谁也不知道他的名字。

住在这条街尽头那栋灰扑扑老楼里的人,都见过他——每天傍晚六点,他准时出现在那盏摇摇晃晃的路灯下,影子被拉得很长很长,斜斜地贴在斑驳的墙上,没人跟他说话,也没人听他说话,他就像那墙上的影子本身,知道的人晓得那是个人,不知道的,就当是墙上多了一块深色的印迹。
他说过自己叫什么吗?或许说过,当第一个问话的人离去后,他发现名字这东西,不过是别人用来喊你吃饭、借钱的工具,既然没人喊他吃饭,也没人向他借钱,那名字又有什么用处呢?它轻飘飘的,像一片落叶,落在寂静的深井里,连回声都没有。
他成了“没有名字的人”。
他有一件深蓝色的旧工装,袖口磨得发白,领口松垮垮的,像是随时要从肩膀上滑落,他长着一张让人记不住的脸,不高不矮,不胖不瘦,不年轻也不老,你刚看见他,一转头,他的模样就模糊了,像雾里看花,模糊到后来,连他自己照镜子时,都常常愣神——镜子里那个人是谁?那张脸是真的吗?
他最喜欢傍晚,白天的光线太亮了,把一切都照得清清楚楚,包括他的孤独,晚上的光线太暗了,什么都看不见,连孤独都看不见,傍晚刚刚好,光与影交织在一起,真实与虚幻混为一谈,路灯是他的舞台,墙是他的幕布,影子是他的灵魂。
说来也怪,当他站在路灯下,看着自己的影子时,他反而觉得自己“存在”了,影子安静地贴在墙上,轮廓清晰,动作和他一致,他挥手,影子也挥手;他蹲下,影子也蹲下,影子从来不会背叛他,也不会忽视他,影子是他的见证,证明他在这个世界上占据过一个小小的位置。
他把墙称为“记忆的储存器”,墙上的裂缝是时间的河流,墙皮的剥落是岁月的叹息,而他的影子是刻在墙上的签名,虽然谁也看不懂这个签名,但它就是他的——独一无二的,不可替代的。
有一天,他站在路灯下,影子比往常更长,几乎要触及对面那家小店的招牌,店里走出一个姑娘,手里握着装垃圾的袋子,看见了影子的尽头,她愣住了。
“阿姨被送进医院了。
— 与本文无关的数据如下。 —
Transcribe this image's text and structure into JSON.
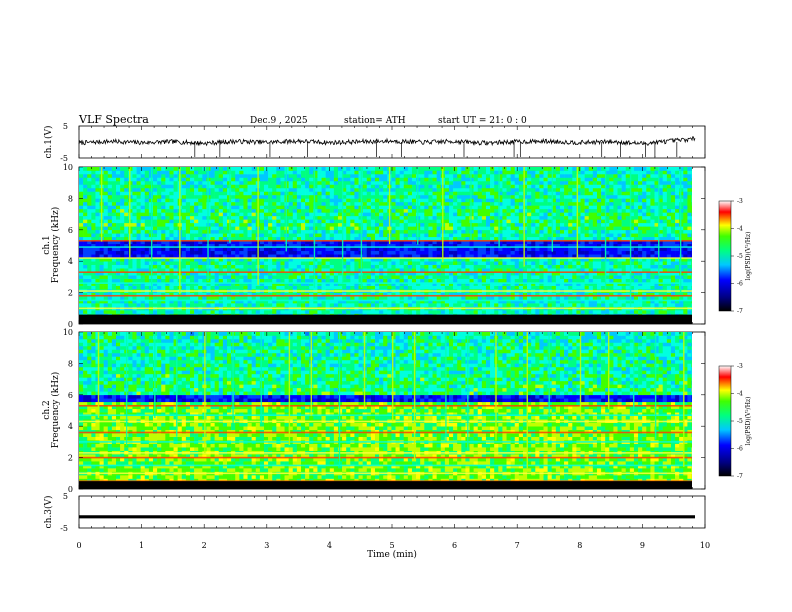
{
  "header": {
    "title": "VLF  Spectra",
    "date": "Dec.9  , 2025",
    "station": "station= ATH",
    "start": "start  UT  =    21: 0  : 0"
  },
  "chart_data": [
    {
      "type": "line",
      "name": "ch1-waveform",
      "ylabel": "ch.1(V)",
      "ylim": [
        -5,
        5
      ],
      "y_ticks": [
        "5",
        "-5"
      ],
      "xlim": [
        0,
        10
      ],
      "x_end": 9.85,
      "baseline": 0,
      "x": [
        0,
        0.5,
        1,
        1.5,
        2,
        2.5,
        3,
        3.5,
        4,
        4.5,
        5,
        5.5,
        6,
        6.5,
        7,
        7.5,
        8,
        8.5,
        9,
        9.5,
        9.85
      ],
      "y": [
        -0.3,
        0.2,
        -0.2,
        0.1,
        -0.4,
        0.2,
        -0.1,
        0.3,
        -0.2,
        0.1,
        0.3,
        -0.1,
        0.2,
        -0.3,
        0.1,
        0.2,
        -0.2,
        0.1,
        -0.5,
        0.4,
        1.0
      ],
      "spike_times": [
        1.85,
        2.25,
        3.05,
        3.65,
        4.75,
        5.15,
        6.15,
        6.95,
        7.05,
        8.35,
        8.65,
        9.05,
        9.2,
        9.55
      ]
    },
    {
      "type": "heatmap",
      "name": "ch1-spectrogram",
      "ylabel": "ch.1\nFrequency (kHz)",
      "ylabel_line1": "ch.1",
      "ylabel_line2": "Frequency (kHz)",
      "xlim": [
        0,
        10
      ],
      "ylim": [
        0,
        10
      ],
      "y_ticks": [
        "0",
        "2",
        "4",
        "6",
        "8",
        "10"
      ],
      "x_end": 9.85,
      "colorbar": {
        "label": "log(PSD)(V²/Hz)",
        "range": [
          -7,
          -3
        ],
        "ticks": [
          "-3",
          "-4",
          "-5",
          "-6",
          "-7"
        ]
      },
      "horizontal_lines_khz": [
        0.5,
        1.0,
        1.5,
        1.8,
        2.1,
        2.6,
        3.3,
        4.2,
        4.9,
        5.3
      ],
      "dark_band_khz": [
        4.2,
        5.3
      ],
      "noise_floor_bottom_khz": 0.6,
      "transient_times_min": [
        0.35,
        0.8,
        1.15,
        1.6,
        2.05,
        2.4,
        2.85,
        3.3,
        3.75,
        4.2,
        4.5,
        4.95,
        5.4,
        5.8,
        6.25,
        6.7,
        7.1,
        7.55,
        7.95,
        8.4,
        8.8,
        9.25,
        9.6
      ]
    },
    {
      "type": "heatmap",
      "name": "ch2-spectrogram",
      "ylabel": "ch.2\nFrequency (kHz)",
      "ylabel_line1": "ch.2",
      "ylabel_line2": "Frequency (kHz)",
      "xlim": [
        0,
        10
      ],
      "ylim": [
        0,
        10
      ],
      "y_ticks": [
        "0",
        "2",
        "4",
        "6",
        "8",
        "10"
      ],
      "x_end": 9.85,
      "colorbar": {
        "label": "log(PSD)(V²/Hz)",
        "range": [
          -7,
          -3
        ],
        "ticks": [
          "-3",
          "-4",
          "-5",
          "-6",
          "-7"
        ]
      },
      "horizontal_lines_khz": [
        0.5,
        1.0,
        1.5,
        2.0,
        2.3,
        3.0,
        3.6,
        4.3,
        4.7,
        5.3
      ],
      "dark_band_khz": [
        5.5,
        7.0
      ],
      "noise_floor_bottom_khz": 0.5,
      "transient_times_min": [
        0.3,
        0.75,
        1.2,
        1.55,
        2.0,
        2.45,
        2.9,
        3.35,
        3.7,
        4.15,
        4.55,
        5.0,
        5.35,
        5.85,
        6.2,
        6.65,
        7.15,
        7.5,
        8.0,
        8.45,
        8.85,
        9.2,
        9.65
      ]
    },
    {
      "type": "line",
      "name": "ch3-waveform",
      "ylabel": "ch.3(V)",
      "ylim": [
        -5,
        5
      ],
      "y_ticks": [
        "5",
        "-5"
      ],
      "xlim": [
        0,
        10
      ],
      "x_end": 9.85,
      "x": [
        0,
        9.85
      ],
      "y": [
        -1.5,
        -1.5
      ],
      "xlabel": "Time  (min)",
      "x_ticks": [
        "0",
        "1",
        "2",
        "3",
        "4",
        "5",
        "6",
        "7",
        "8",
        "9",
        "10"
      ]
    }
  ]
}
”姑娘说。
他回过神,才注意到路灯斜对面的那扇窗户已经三天没有亮过了,三天前,那里还坐着一位老太太,头发花白,总爱把收音机开得震天响,播放咿咿呀呀的戏曲,他从未和她说过话,但每晚都能听到从窗口飘出的曲调,那些曲调像一条看不见的线,把他和这个世界连接起来了。
他试着打开那扇斑驳的木门,屋内幽暗,阿姨躺在地上,呼吸微弱,他和姑娘一起把她送去了医院,医生说,再晚一点,就救不回来了。
从医院出来时,夜已深了,他走在空荡荡的街道上,墙上的影子被路灯拉长,又被下一盏路灯缩短,他突然想起一个词——微光,每一盏路灯都是微光,每一个看见他影子的人都是微光,连他自己,也成了别人的微光。
后来,他还是那个“没有名字的人”,但路灯下的影子不再寂寞了,因为总有那么一两个人,会在傍晚时分,特意经过那盏路灯,朝他点点头,笑一笑,他知道,自己是存在的,不是因为他有名字,而是因为他有影子。
名字只是符号,不是一切。 你是别人的微光。 即使没有名字,你也是独一无二的存在。